Training cost: The number of FLOPs performed during training, including forward and backward passes.
Prefill cost: The number of FLOPs performed during the prefill phase of inference, forward pass only.
Decode cost: The dominant cost between computation and memory accesses during the decode phase, multiplied by the number of decode tokens.

Including inference costs in the total model cost alters the optimal balance between model size and training data. Sardana et al. (2023) showed that when inference costs are considered, it results in recommending smaller models trained on more data compared to the Chinchilla scaling laws (Hoffmann et al., 2022), which suggest $D_{\text{train}} \approx 20N$ . Besides training on more tokens, our approximation of the total computational cost can be used to explore architectural changes to the transformer model that spend more FLOPs to decrease memory bandwidth cost during inference.

Strategies to Spend FLOPs to Save Memory Bandwidth

Our proposed cost metric allows for a comparison of transformer variants by considering both computational and memory-bandwidth demands. While memory-efficient attention mechanisms have been extensively researched, these techniques are designed to save both on FLOPs and on memory. Such free lunches are hard to find; we propose approaches which increase FLOPs cost in order to save memory, so long as the total lifetime cost of the model is improved.
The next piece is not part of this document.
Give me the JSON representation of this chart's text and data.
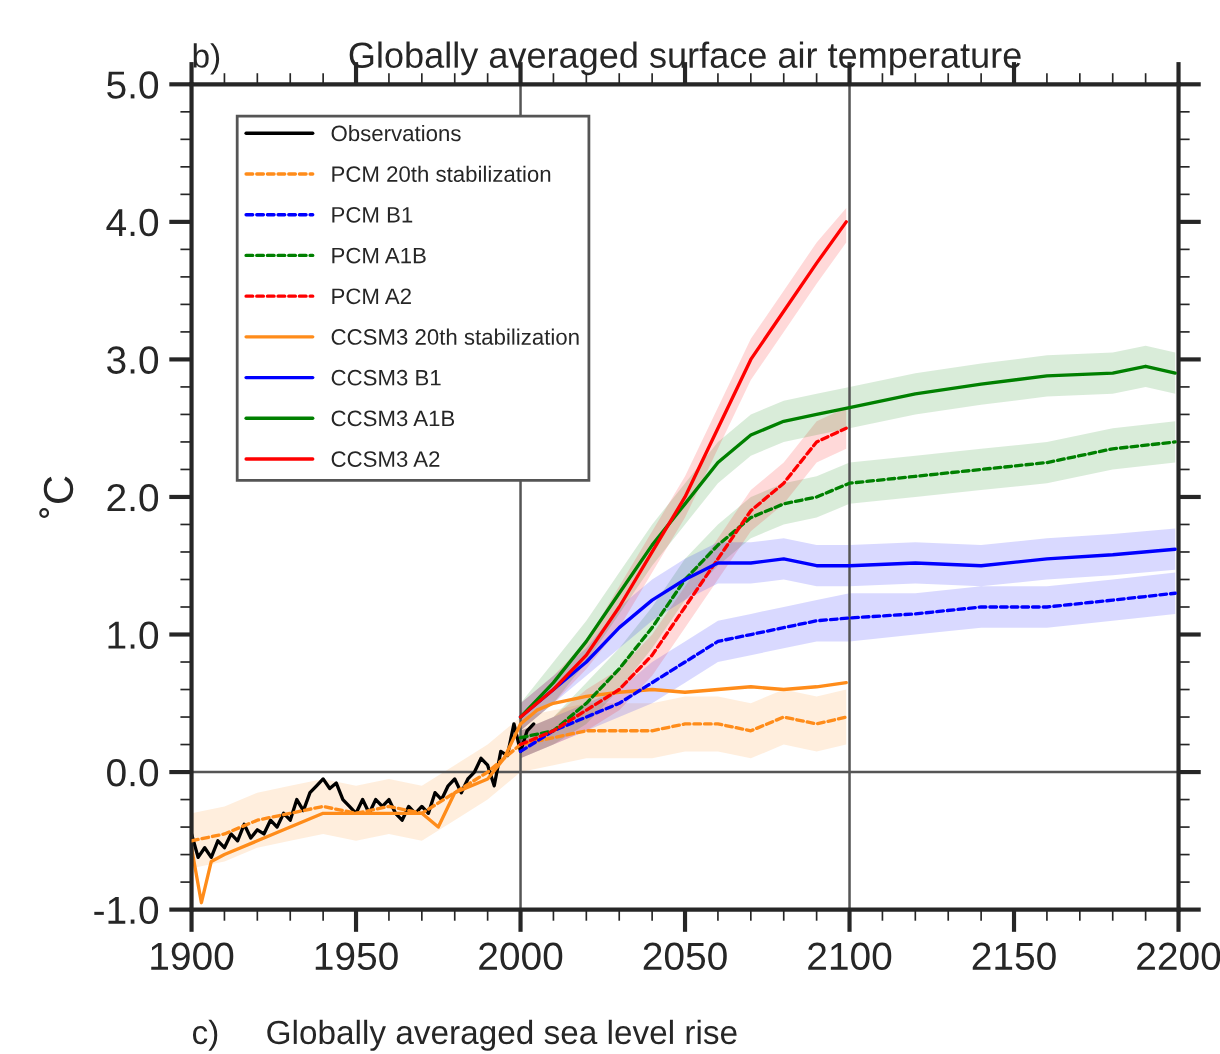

Our research agenda includes the following:

KV Cache Compression Techniques

Extreme compression techniques for the KV cache, such as Multi-Query Attention (Shazeer, 2019), cross-layer KV cache sharing (Brandon et al., 2024; Character AI), and cross-token KV cache sharing (Mu et al., 2023) are often rejected due to quality degradations when compared on a FLOPs-neutral basis. However, on a total-cost-neutral basis, these are very likely massively profitable. Further techniques in this direction are worth exploring.

Changing Model Shape

The typical practice for model shape (depth vs width; $d_{\text{model}}$ vs $d_{\text{ff}}$ vs $n_{\text{heads}}$ ) is optimized for quality given a training budget. When optimizing for quality given a lifetime budget, the optimal shape is likely different:

It likely grows the feedforward network and shrinks the attention network, reducing the KV-cache memory bandwidth.
It likely grows the width (especially $d_{\text{ff}}$ ) and decreases the depth. This saves memory capacity: while keeping high efficiency, you can run a smaller batch size on the same number of chips—or equivalently, run the same batch size on a larger number of chips.

Speculative Decoding for Large Batches and Contexts

While Speculative Decoding (Chen et al., 2023; Leviathan et al., 2023) is traditionally considered a small-batch-size optimization, it becomes beneficial for large batch sizes when considering KV cache memory bandwidth (Chen et al., 2024). Techniques that incorporate Speculative Decoding during pretraining, rather than as a post-training optimization, seem promising.

Enhanced Query-Key Interactions

Dot-Product Attention is designed to make each query-key interaction highly computationally efficient, thus keeping training costs low. However, for inference, where memory fetches are more expensive than computation in query-key interactions, more computationally complex query-key interactions may be profitable. This could include algebraically different interactions (Kobayashi et al., 2020), or even deeper neural networks for these interactions.

By optimizing for a cost metric that aligns more closely with what we truly care about, we can pursue model designs that pay sufficient respect to the significant cost of the KV cache. Models which are 1.5x more expensive to train and 10x cheaper to inference might easily be possible.